The dollar fell sharply on Friday after the release of University of Michigan survey which showed that consumer confidence in the U.S. fell by more than expected (59.5 from the previous month's reading of 62.5), followed by rumours that the non-farm payrolls figure for April would have to be revised downwards.

Despite the robust housing starts (1.03 million vs expectation of 0.94 million) and building permits (0.978 million vs forecast of 0.92 million) data, which gave a boost to the greenback, dollar fell again as traders squared long positions following the University of Michigan survey.
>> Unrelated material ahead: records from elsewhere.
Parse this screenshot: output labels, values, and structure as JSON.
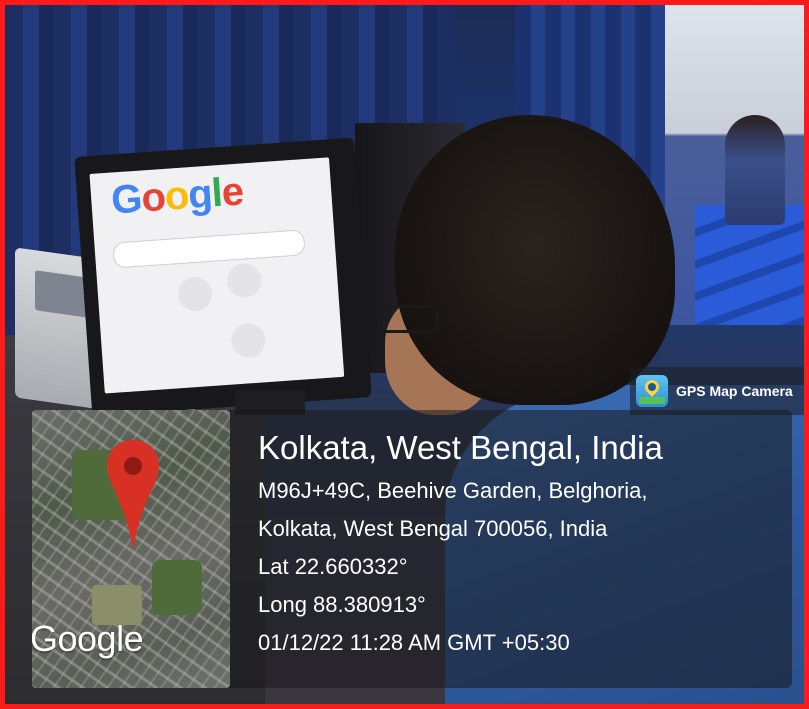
{
  "overlay": {
    "app_label": "GPS Map Camera",
    "map_brand": "Google",
    "place_title": "Kolkata, West Bengal, India",
    "address_line1": "M96J+49C, Beehive Garden, Belghoria,",
    "address_line2": "Kolkata, West Bengal 700056, India",
    "latitude": "Lat 22.660332°",
    "longitude": "Long 88.380913°",
    "datetime": "01/12/22 11:28 AM GMT +05:30"
  },
  "photo": {
    "screen_logo": "Google",
    "border_color": "#ff1a1a",
    "pin_color": "#d93025"
  }
}
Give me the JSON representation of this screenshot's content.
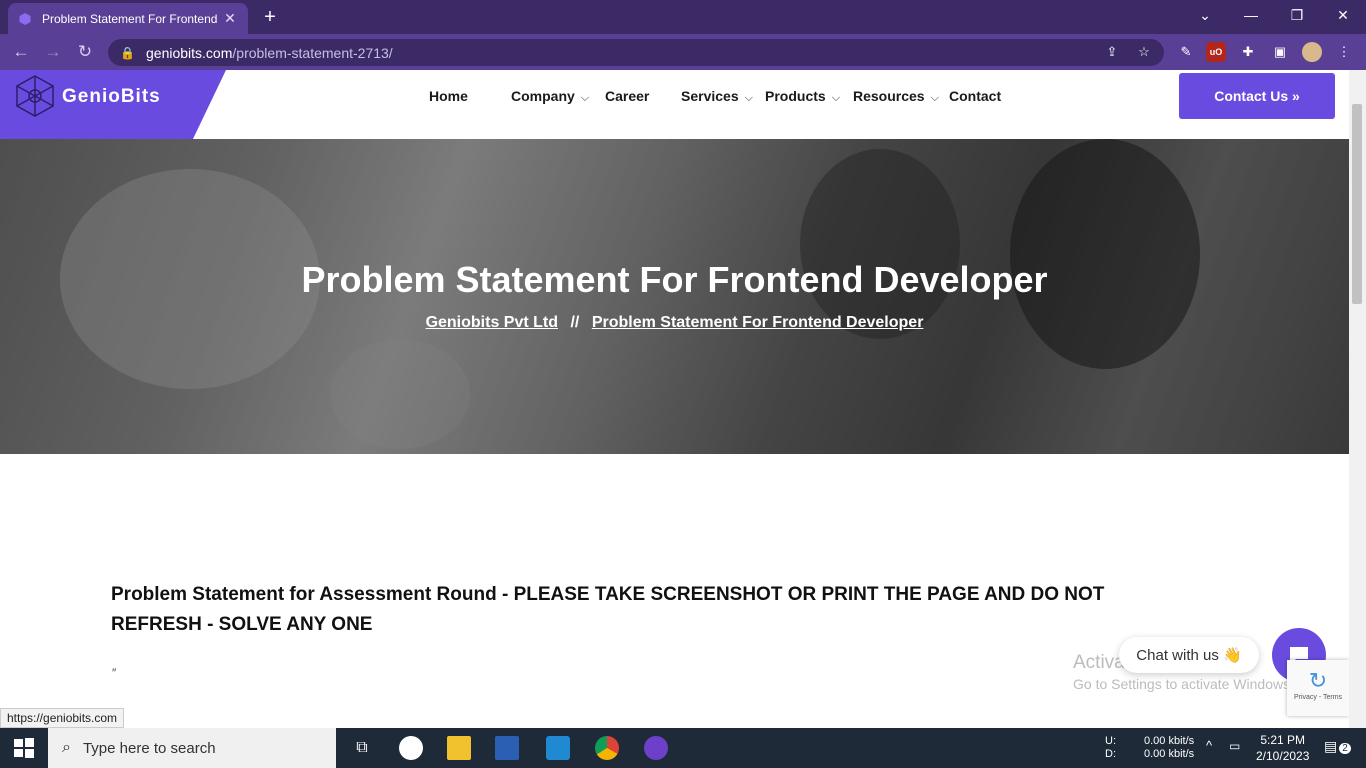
{
  "browser": {
    "tab_title": "Problem Statement For Frontend",
    "tab_close": "✕",
    "new_tab": "+",
    "url_host": "geniobits.com",
    "url_path": "/problem-statement-2713/",
    "window": {
      "minimize": "—",
      "restore": "❐",
      "close": "✕",
      "tabsearch": "⌄"
    }
  },
  "site": {
    "logo_text": "GenioBits",
    "nav": [
      {
        "label": "Home",
        "has_menu": false
      },
      {
        "label": "Company",
        "has_menu": true
      },
      {
        "label": "Career",
        "has_menu": false
      },
      {
        "label": "Services",
        "has_menu": true
      },
      {
        "label": "Products",
        "has_menu": true
      },
      {
        "label": "Resources",
        "has_menu": true
      },
      {
        "label": "Contact",
        "has_menu": false
      }
    ],
    "contact_button": "Contact Us »"
  },
  "hero": {
    "title": "Problem Statement For Frontend Developer",
    "breadcrumb_home": "Geniobits Pvt Ltd",
    "breadcrumb_sep": "//",
    "breadcrumb_current": "Problem Statement For Frontend Developer"
  },
  "content": {
    "heading": "Problem Statement for Assessment Round - PLEASE TAKE SCREENSHOT OR PRINT THE PAGE AND DO NOT REFRESH - SOLVE ANY ONE",
    "quote_mark": "″"
  },
  "overlays": {
    "activate_title": "Activate Windows",
    "activate_sub": "Go to Settings to activate Windows.",
    "chat_label": "Chat with us 👋",
    "recaptcha": "Privacy - Terms",
    "status_url": "https://geniobits.com"
  },
  "taskbar": {
    "search_placeholder": "Type here to search",
    "net_up_label": "U:",
    "net_down_label": "D:",
    "net_up": "0.00 kbit/s",
    "net_down": "0.00 kbit/s",
    "time": "5:21 PM",
    "date": "2/10/2023",
    "notifications": "2"
  },
  "colors": {
    "brand": "#6a4be0",
    "chrome_dark": "#3b2a66",
    "chrome_mid": "#5a3f96"
  }
}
The selling accelerated when rumours surfaced that several data sources computed that non-farm payrolls for April may have been -150,000 as opposed to the -20,000 reported.

Dollar fell versus the yen from 105.10 to 103.52 in part due to cross buying in the Japanese currency (carry trade unwinding due to weak U.S. stock markets) and from 1.0589 to 1.0432 against the Swiss franc. The euro dipped initially to 1.5449 after the release of strong U.S. housing data before rallying to 1.5602 (stops at 1.5550 were triggered).

The British pound also rose strongly, hitting an intra-day high of 1.9600 before retreating on profit taking ahead of the weekend. Sterling had fallen to 1.9361 on Wednesday (within touching distance of 2008 low at 1.9337) before staging a rebound. Australian, New Zealand and Canadian dollar all strengthened against the U.S. unit on firm commodity prices, with the Aussie hitting a new multi-year high at 0.9560.